Même si personne n’est dupe sur les relations plus qu’éloignées de Barack Obama avec le pays de son géniteur, sa visite rassure les 44 millions de Kényans après ces longs mois d’indifférence internationale. Le Kenya n’est donc plus oublié. Les échanges commerciaux reprendront, tous les gouverneurs du pays en sont convaincus, invitant le président américain à visiter tantôt une usine textile, tantôt des plantations de café ou de thé. Les touristes, qui ont déserté le pays après les attentats des shebab, reviendront, ils en sont certains - même si ça risque de prendre du temps.

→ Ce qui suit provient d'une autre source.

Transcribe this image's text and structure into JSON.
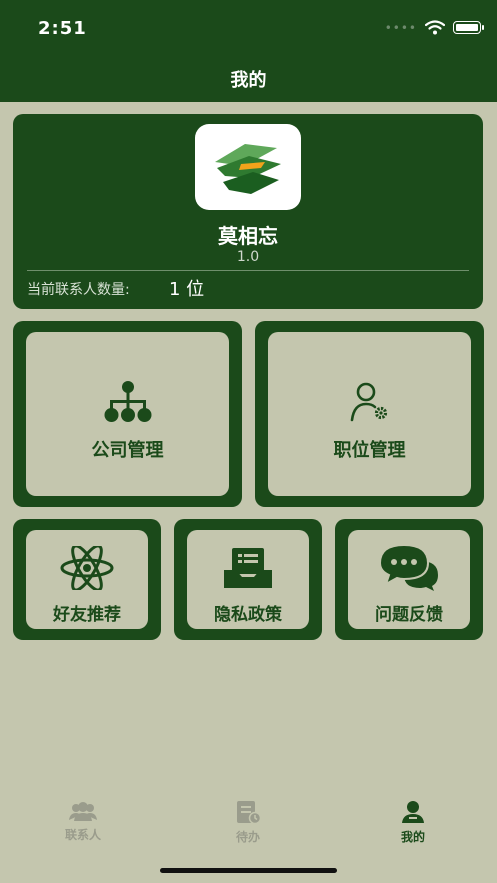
{
  "status_bar": {
    "time": "2:51"
  },
  "header": {
    "title": "我的"
  },
  "app_info": {
    "name": "莫相忘",
    "version": "1.0",
    "contact_count_label": "当前联系人数量:",
    "contact_count_value": "1 位"
  },
  "tiles": {
    "company": {
      "label": "公司管理",
      "icon": "org-chart-icon"
    },
    "position": {
      "label": "职位管理",
      "icon": "user-gear-icon"
    },
    "friends": {
      "label": "好友推荐",
      "icon": "atom-icon"
    },
    "privacy": {
      "label": "隐私政策",
      "icon": "document-tray-icon"
    },
    "feedback": {
      "label": "问题反馈",
      "icon": "chat-bubbles-icon"
    }
  },
  "tabbar": {
    "items": [
      {
        "label": "联系人",
        "icon": "contacts-icon",
        "active": false
      },
      {
        "label": "待办",
        "icon": "todo-icon",
        "active": false
      },
      {
        "label": "我的",
        "icon": "profile-icon",
        "active": true
      }
    ]
  },
  "colors": {
    "brand": "#1b4a1a",
    "background": "#c4c6ae",
    "inactive_tab": "#9a9c8c"
  }
}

«Au-delà de la menace terroriste, les Etats-Unis ne peuvent prétendre à une quelconque politique économique "africaine" en évitant le Kenya, explique Peter Aling'o. Pour contrer l'expansion économique de l'Inde et de la Chine sur tout le continent, Nairobi est une porte d'entrée obligatoire pour toute la région.»
Corruption
Roseline Sarabgombe est tellement excitée à l'idée de cette visite qu'elle «sent la joie à travers tout [son] corps». A Kibera, on la surnomme Mama Samaki («Madame Poisson») : malgré sa carrière politique en tant que représentante du quartier, elle n'a pas oublié son stand de poissons au marché. Elle et ses «enfants» , comme elle appelle les résidents du district, «ne dorment plus», paraît-il. «Barack Obama doit dire à notre président de nous respecter et de contrer la corruption dans ce pays, explique Mama Samaki, dans un anglais parfait. On a besoin de lui, car nous sommes si loin de notre président, il ne nous écoute pas.» Comme si le président des Etats-Unis était finalement un interlocuteur plus proche…

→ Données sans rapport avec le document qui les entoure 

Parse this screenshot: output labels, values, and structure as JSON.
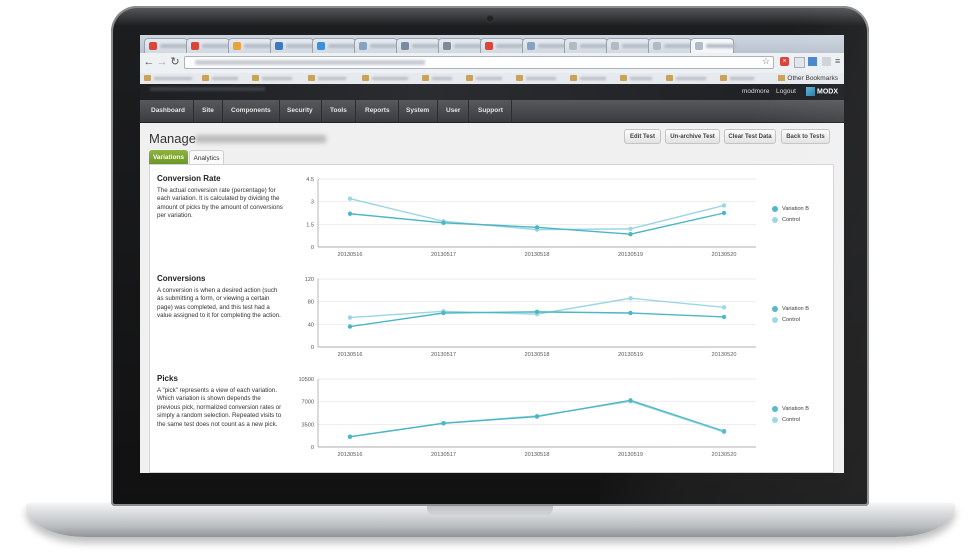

L’ONG Human Rights Watch a également publié une lettre pour la Maison Blanche, demandant au président américain de profiter de sa visite pour dénoncer les violations des droits humains perpétrés par l’armée kényane dans sa lutte contre le terrorisme. Mais dans ce domaine aussi, les Américains devraient se faire discrets. Ces trois jours au Kenya - suivis par une visite en Ethiopie - marqueront sans doute le début d’un réchauffement des relations diplomatiques entre les deux pays. Mais n’en déplaise à Mama Samaki ou à Human Rights Watch, le voyage de Barack Obama au Kenya sera à l’image de sa politique africaine depuis son arrivée à la Maison Blanche en 2008 : l’essentiel se passera en coulisse. Avec bien sûr, une grande émotion symbolique.